The team, led by University of Alaska Fairbanks anthropology professor Ben Potter and McMaster University researcher James Chatters, compared the archaeological record with estimates of natural animal abundance. Even when models were adjusted to inflate the presence of small animals, megaherbivores remained the dominant source of food.
"One of two competing ideas is dietary generalization: exploiting a wide variety of resources that would differ based on region," Potter said.
"The test of dietary specialization isn't just how many of a given animal you find at an ancient campsite. It's what the record looks like relative to natural abundance. If early people were dietary generalists, you'd expect to find the most common animals would be more common in peoples' campsites," he added.
"Animals like mammoths and ground sloths, which were actually quite rare in the landscape, completely dominate the archaeological record. Rabbits and mice, which would have been everywhere, barely register," Potter explained.
The prevalence of large-game hunting is reflected in the similarity of stone tools across widely separated regions, with fluted projectile points and butchering implements common, while fishing gear and plant-processing tools are largely absent.

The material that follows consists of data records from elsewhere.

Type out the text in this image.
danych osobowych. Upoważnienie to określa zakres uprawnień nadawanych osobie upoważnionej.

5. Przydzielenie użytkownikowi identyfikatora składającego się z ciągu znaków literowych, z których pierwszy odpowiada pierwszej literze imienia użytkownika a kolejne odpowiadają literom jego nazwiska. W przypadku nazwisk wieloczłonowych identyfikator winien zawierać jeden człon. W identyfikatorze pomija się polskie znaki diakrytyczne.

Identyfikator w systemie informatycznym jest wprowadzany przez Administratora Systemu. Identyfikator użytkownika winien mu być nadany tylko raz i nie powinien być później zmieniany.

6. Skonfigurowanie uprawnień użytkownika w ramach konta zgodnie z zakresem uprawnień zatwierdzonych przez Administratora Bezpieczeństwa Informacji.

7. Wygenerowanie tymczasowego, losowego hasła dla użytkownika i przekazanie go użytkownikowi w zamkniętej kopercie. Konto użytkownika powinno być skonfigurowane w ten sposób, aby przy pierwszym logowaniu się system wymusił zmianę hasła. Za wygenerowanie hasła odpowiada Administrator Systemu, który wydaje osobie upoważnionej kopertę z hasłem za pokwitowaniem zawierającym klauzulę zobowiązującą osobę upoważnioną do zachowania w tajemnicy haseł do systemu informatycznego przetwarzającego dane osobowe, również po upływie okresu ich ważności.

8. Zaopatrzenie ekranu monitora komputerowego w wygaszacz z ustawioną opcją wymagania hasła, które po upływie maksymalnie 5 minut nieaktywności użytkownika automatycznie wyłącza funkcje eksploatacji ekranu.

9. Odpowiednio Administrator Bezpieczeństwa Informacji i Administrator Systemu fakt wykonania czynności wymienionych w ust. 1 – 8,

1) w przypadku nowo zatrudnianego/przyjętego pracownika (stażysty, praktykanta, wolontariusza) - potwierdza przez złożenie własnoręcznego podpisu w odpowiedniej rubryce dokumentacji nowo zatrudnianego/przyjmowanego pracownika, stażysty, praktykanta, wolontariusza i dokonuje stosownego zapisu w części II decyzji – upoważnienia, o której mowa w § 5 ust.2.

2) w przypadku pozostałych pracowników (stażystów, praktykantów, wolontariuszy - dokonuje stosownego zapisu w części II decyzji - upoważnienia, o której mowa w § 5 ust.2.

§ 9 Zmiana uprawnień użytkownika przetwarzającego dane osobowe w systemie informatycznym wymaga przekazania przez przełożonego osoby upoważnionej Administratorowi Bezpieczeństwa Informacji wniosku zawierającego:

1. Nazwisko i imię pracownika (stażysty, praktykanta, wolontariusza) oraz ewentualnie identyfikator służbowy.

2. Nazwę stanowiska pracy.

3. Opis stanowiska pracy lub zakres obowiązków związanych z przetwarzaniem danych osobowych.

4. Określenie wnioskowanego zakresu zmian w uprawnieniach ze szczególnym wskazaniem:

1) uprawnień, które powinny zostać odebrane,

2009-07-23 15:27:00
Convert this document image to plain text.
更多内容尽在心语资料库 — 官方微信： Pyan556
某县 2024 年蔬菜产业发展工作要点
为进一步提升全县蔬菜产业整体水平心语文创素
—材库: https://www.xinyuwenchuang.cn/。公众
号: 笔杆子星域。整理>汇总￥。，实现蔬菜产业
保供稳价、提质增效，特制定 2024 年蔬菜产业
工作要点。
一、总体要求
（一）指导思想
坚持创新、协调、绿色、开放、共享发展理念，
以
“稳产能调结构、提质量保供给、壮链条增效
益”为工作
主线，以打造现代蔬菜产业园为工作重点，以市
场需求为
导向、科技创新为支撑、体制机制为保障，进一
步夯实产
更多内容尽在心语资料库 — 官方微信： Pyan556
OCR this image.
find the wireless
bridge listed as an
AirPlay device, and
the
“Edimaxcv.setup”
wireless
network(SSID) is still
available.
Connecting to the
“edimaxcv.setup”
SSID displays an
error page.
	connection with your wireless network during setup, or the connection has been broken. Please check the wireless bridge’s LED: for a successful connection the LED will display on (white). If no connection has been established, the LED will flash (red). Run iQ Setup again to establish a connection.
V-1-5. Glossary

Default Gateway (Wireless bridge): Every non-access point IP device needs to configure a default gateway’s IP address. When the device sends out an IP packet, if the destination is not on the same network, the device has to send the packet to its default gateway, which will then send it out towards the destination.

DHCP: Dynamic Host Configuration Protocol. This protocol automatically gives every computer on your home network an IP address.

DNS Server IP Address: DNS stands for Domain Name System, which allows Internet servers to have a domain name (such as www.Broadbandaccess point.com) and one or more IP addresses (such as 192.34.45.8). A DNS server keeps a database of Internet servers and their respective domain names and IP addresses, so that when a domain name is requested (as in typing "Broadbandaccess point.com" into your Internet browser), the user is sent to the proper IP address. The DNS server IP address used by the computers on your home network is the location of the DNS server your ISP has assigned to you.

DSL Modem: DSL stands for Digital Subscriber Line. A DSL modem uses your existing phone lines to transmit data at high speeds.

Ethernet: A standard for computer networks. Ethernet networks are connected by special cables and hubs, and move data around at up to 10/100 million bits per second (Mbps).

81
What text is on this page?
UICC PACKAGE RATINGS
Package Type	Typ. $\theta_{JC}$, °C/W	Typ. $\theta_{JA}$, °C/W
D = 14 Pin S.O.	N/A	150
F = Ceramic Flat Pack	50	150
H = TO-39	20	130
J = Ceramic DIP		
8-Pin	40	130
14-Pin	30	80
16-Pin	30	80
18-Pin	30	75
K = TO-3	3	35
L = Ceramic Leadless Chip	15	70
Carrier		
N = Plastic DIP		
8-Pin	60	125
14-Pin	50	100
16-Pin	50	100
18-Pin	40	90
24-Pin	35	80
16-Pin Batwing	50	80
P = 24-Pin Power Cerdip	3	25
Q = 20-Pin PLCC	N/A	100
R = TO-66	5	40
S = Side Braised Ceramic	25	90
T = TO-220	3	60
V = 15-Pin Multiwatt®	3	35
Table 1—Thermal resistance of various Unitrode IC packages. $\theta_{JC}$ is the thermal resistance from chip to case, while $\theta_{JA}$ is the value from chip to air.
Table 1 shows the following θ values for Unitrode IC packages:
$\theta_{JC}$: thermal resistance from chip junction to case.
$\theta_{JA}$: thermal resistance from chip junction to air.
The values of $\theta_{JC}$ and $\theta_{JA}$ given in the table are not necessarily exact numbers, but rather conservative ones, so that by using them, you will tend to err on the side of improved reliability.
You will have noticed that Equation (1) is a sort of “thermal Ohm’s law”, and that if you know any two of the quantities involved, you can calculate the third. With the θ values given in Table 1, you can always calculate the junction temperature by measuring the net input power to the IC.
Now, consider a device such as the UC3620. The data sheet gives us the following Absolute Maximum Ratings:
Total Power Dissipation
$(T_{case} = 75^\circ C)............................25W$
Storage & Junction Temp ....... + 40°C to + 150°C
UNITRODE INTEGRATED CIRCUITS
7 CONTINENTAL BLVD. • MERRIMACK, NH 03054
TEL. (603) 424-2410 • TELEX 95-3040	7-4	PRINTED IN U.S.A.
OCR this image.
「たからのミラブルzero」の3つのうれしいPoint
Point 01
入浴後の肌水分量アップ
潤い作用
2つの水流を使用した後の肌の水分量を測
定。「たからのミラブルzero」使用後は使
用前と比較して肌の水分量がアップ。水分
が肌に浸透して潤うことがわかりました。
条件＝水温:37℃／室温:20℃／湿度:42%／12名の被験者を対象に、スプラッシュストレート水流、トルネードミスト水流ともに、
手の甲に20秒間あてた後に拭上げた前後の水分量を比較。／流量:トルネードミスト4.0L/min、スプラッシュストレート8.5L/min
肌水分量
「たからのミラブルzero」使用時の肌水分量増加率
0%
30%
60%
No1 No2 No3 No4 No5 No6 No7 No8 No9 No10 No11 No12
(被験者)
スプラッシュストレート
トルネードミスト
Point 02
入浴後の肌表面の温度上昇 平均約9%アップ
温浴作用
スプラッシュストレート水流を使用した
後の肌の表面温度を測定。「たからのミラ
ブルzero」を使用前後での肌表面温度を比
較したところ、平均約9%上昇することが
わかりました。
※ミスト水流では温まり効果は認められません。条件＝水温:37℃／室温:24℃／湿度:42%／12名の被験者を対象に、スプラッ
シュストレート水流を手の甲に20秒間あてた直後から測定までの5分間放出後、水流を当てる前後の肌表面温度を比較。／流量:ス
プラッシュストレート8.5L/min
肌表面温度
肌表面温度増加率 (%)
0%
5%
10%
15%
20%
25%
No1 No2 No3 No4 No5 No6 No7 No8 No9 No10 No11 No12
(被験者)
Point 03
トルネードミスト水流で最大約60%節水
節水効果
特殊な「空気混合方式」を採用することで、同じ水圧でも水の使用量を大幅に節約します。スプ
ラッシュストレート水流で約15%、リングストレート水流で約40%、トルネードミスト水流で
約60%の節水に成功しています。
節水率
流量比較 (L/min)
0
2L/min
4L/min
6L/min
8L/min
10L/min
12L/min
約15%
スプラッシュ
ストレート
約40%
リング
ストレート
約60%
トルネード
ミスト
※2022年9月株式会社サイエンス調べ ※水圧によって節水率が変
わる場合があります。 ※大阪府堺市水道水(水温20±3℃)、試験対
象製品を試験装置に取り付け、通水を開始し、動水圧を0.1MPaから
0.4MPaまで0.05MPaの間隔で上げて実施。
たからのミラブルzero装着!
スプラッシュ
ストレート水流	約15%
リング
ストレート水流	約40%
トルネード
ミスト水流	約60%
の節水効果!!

Co-author Mat Wooller noted that megafauna such as mammoths occupied extensive ranges, allowing specialist hunters to expand rapidly without needing to adapt to local small-game ecosystems.
The research also links the timing of megafauna extinctions to human arrival, showing a southward wave of disappearance that mirrors the spread of people. Mammoths and horses vanished in Alaska around 13,300 years ago, North American megafauna were gone by 12,800 years ago, and South American species persisted until about 11,600 years ago. The authors suggest that slow-reproducing, predator-free megaherbivores were especially vulnerable to sustained hunting pressure, compounded by climate-driven habitat loss.